Contrary to our romantic notions of how change — let alone revolution — happens, organizers have been working toward something for years. January 25th was chosen as a “Day of Anger” to coincide with “Police Day.” a national holiday (this is a country under a state of emergency since 1967). Thousands showed up to Tahrir (Liberation!) Square in Cairo, with smaller demonstrations elsewhere around the country. All hell broke loose (i.e., water canons and tear gas) and then all-hands-on-deck as the protests grew. Internet shutdown. Looting. More protesters. More tear gas. More protesters. Announcements, counter-announcements, government thugs, more protesters — at last count, over a million in Cairo alone.
I watch and read and listen — and a familiar warmth overtakes me, the same sense of it-will-be-alright-even-if-it’s-not-obvious that I felt dozens of times as a union organizer and social justice activist. Change comes so damn slowly, but throughout my life, I’ve been privileged to see people do what they didn’t think was possible over and over: speak the truth, stand up for what they believe, act. All the offerings your hearts will compel. It will take everything we have (and more) to make the kind of world we feel proud to live in.

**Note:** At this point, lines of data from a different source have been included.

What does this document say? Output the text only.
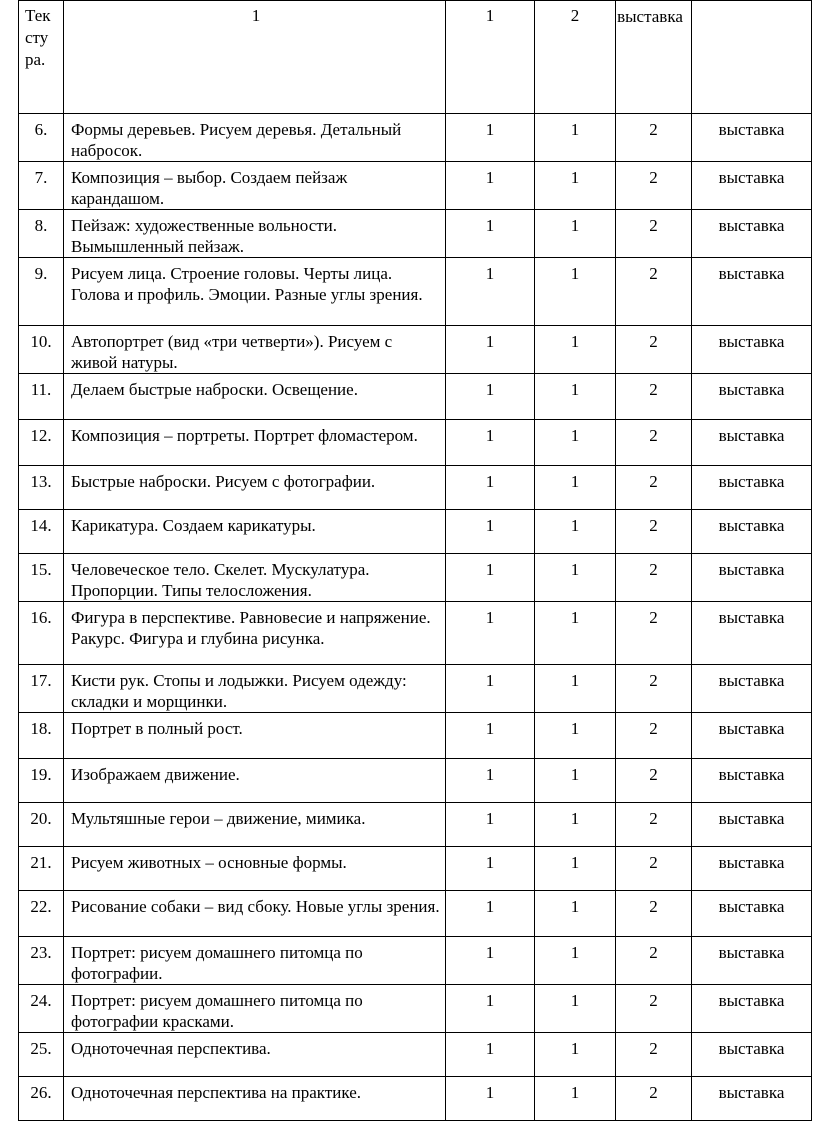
Текстура.	1	1	2	выставка	
6.	Формы деревьев. Рисуем деревья. Детальный набросок.	1	1	2	выставка
7.	Композиция – выбор. Создаем пейзаж карандашом.	1	1	2	выставка
8.	Пейзаж: художественные вольности. Вымышленный пейзаж.	1	1	2	выставка
9.	Рисуем лица. Строение головы. Черты лица. Голова и профиль. Эмоции. Разные углы зрения.	1	1	2	выставка
10.	Автопортрет (вид «три четверти»). Рисуем с живой натуры.	1	1	2	выставка
11.	Делаем быстрые наброски. Освещение.	1	1	2	выставка
12.	Композиция – портреты. Портрет фломастером.	1	1	2	выставка
13.	Быстрые наброски. Рисуем с фотографии.	1	1	2	выставка
14.	Карикатура. Создаем карикатуры.	1	1	2	выставка
15.	Человеческое тело. Скелет. Мускулатура. Пропорции. Типы телосложения.	1	1	2	выставка
16.	Фигура в перспективе. Равновесие и напряжение. Ракурс. Фигура и глубина рисунка.	1	1	2	выставка
17.	Кисти рук. Стопы и лодыжки. Рисуем одежду: складки и морщинки.	1	1	2	выставка
18.	Портрет в полный рост.	1	1	2	выставка
19.	Изображаем движение.	1	1	2	выставка
20.	Мультяшные герои – движение, мимика.	1	1	2	выставка
21.	Рисуем животных – основные формы.	1	1	2	выставка
22.	Рисование собаки – вид сбоку. Новые углы зрения.	1	1	2	выставка
23.	Портрет: рисуем домашнего питомца по фотографии.	1	1	2	выставка
24.	Портрет: рисуем домашнего питомца по фотографии красками.	1	1	2	выставка
25.	Одноточечная перспектива.	1	1	2	выставка
26.	Одноточечная перспектива на практике.	1	1	2	выставка
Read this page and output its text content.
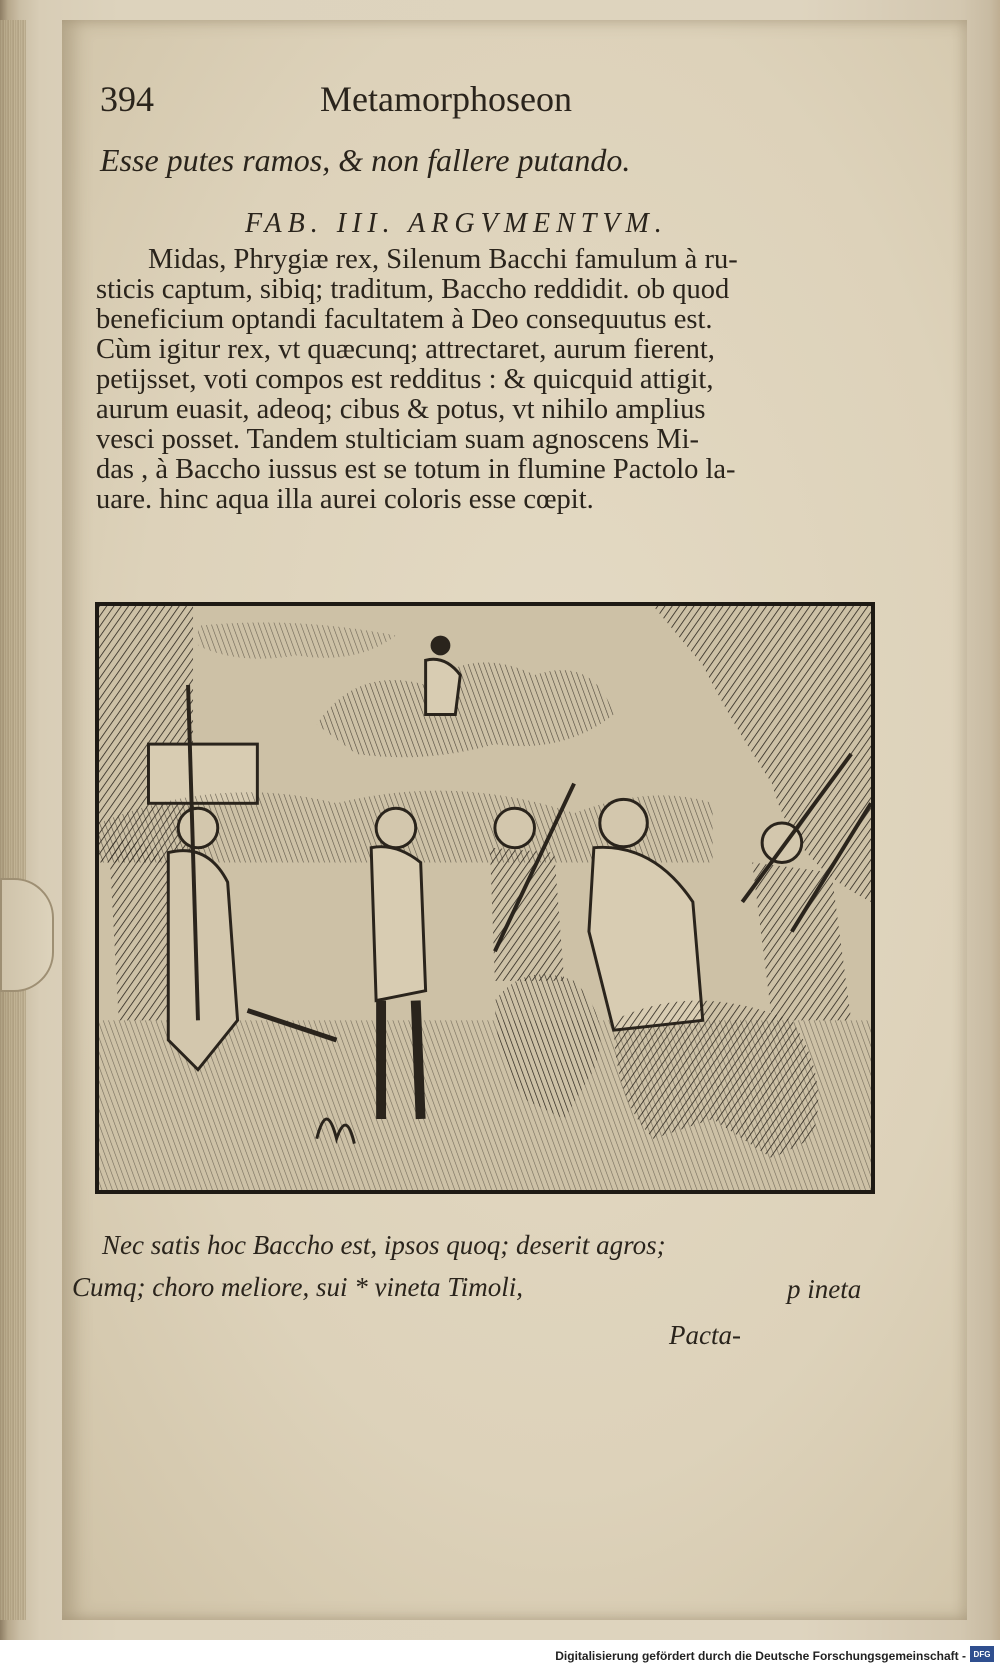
394	Metamorphoseon
Esse putes ramos, & non fallere putando.
FAB. III. ARGVMENTVM.
Midas, Phrygiæ rex, Silenum Bacchi famulum à ru-
sticis captum, sibiq; traditum, Baccho reddidit. ob quod
beneficium optandi facultatem à Deo consequutus est.
Cùm igitur rex, vt quæcunq; attrectaret, aurum fierent,
petijsset, voti compos est redditus : & quicquid attigit,
aurum euasit, adeoq; cibus & potus, vt nihilo amplius
vesci posset. Tandem stulticiam suam agnoscens Mi-
das , à Baccho iussus est se totum in flumine Pactolo la-
uare. hinc aqua illa aurei coloris esse cœpit.
Nec satis hoc Baccho est, ipsos quoq; deserit agros;
Cumq; choro meliore, sui * vineta Timoli,	p ineta
Pacta-
Digitalisierung gefördert durch die Deutsche Forschungsgemeinschaft - DFG
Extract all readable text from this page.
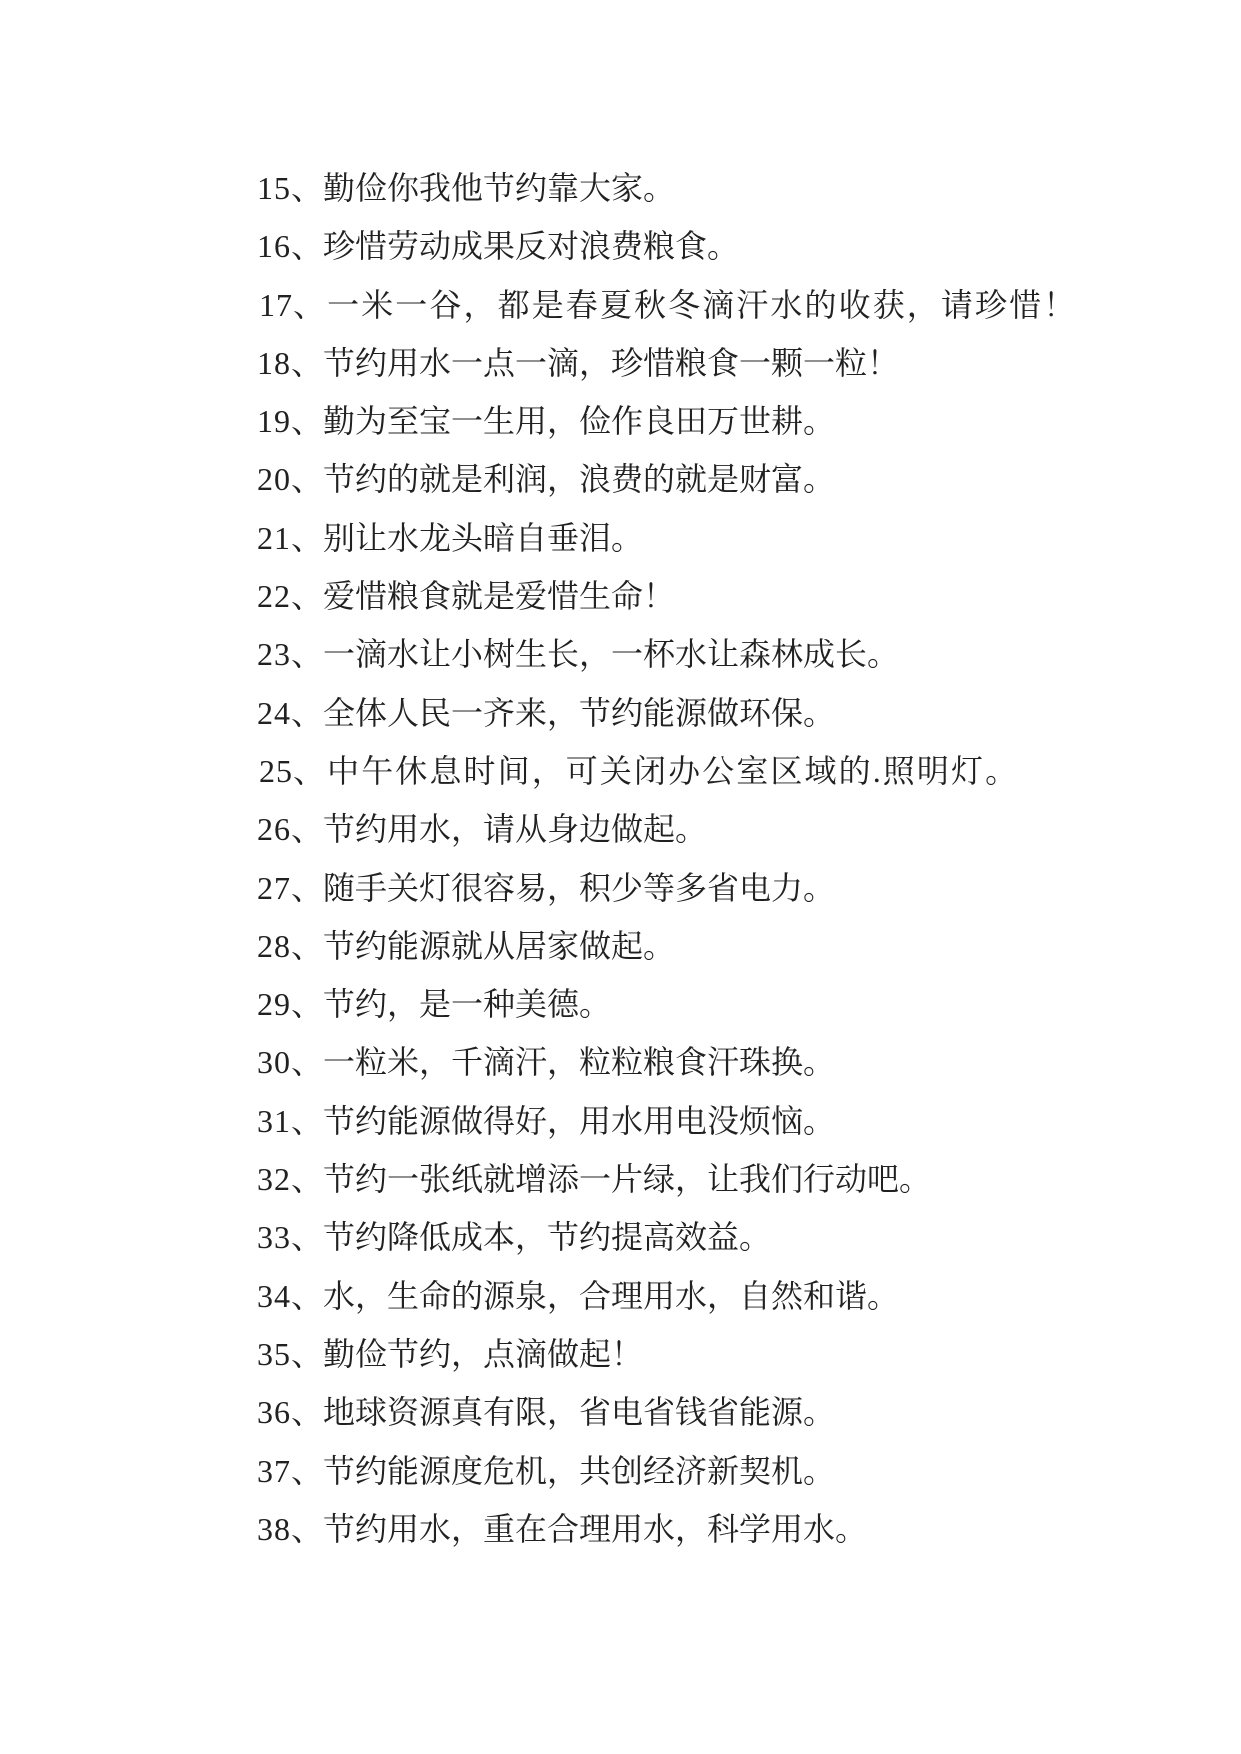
15、勤俭你我他节约靠大家。
16、珍惜劳动成果反对浪费粮食。
17、一米一谷，都是春夏秋冬滴汗水的收获，请珍惜！
18、节约用水一点一滴，珍惜粮食一颗一粒！
19、勤为至宝一生用，俭作良田万世耕。
20、节约的就是利润，浪费的就是财富。
21、别让水龙头暗自垂泪。
22、爱惜粮食就是爱惜生命！
23、一滴水让小树生长，一杯水让森林成长。
24、全体人民一齐来，节约能源做环保。
25、中午休息时间，可关闭办公室区域的.照明灯。
26、节约用水，请从身边做起。
27、随手关灯很容易，积少等多省电力。
28、节约能源就从居家做起。
29、节约，是一种美德。
30、一粒米，千滴汗，粒粒粮食汗珠换。
31、节约能源做得好，用水用电没烦恼。
32、节约一张纸就增添一片绿，让我们行动吧。
33、节约降低成本，节约提高效益。
34、水，生命的源泉，合理用水，自然和谐。
35、勤俭节约，点滴做起！
36、地球资源真有限，省电省钱省能源。
37、节约能源度危机，共创经济新契机。
38、节约用水，重在合理用水，科学用水。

Egypt. Where 2 women convinced a group of (male) pro-Mubarak thugs armed with razors & bad attitudes to leave them alone just by talking to them. Where another woman clamoring for change kissed a young riot police officer — who must have been totally unprepared for what was being asked of him by the situation — as if he were her own son (photo courtesy of The Atlantic). Where the military chiefs decided to allow peaceful protests rather than using the tanks at their disposal for violence. Where, despite today’s increasing government-sponsored violence, change has begun. Change that cannot be turned back forever.
Make a sanctuary where the ineffable may dwell. Make a sanctuary where we can feel the presence of the Divine. See it in each others’ faces. See it in the moment of transformation.
By sheer coincidence, my poem for this week’s parsha/portion (written several years ago) is about Egypt as well – a deadly train wreck along the banks of the Nile. May the memories of everyone who has died trying to repair our torn world be for a blessing.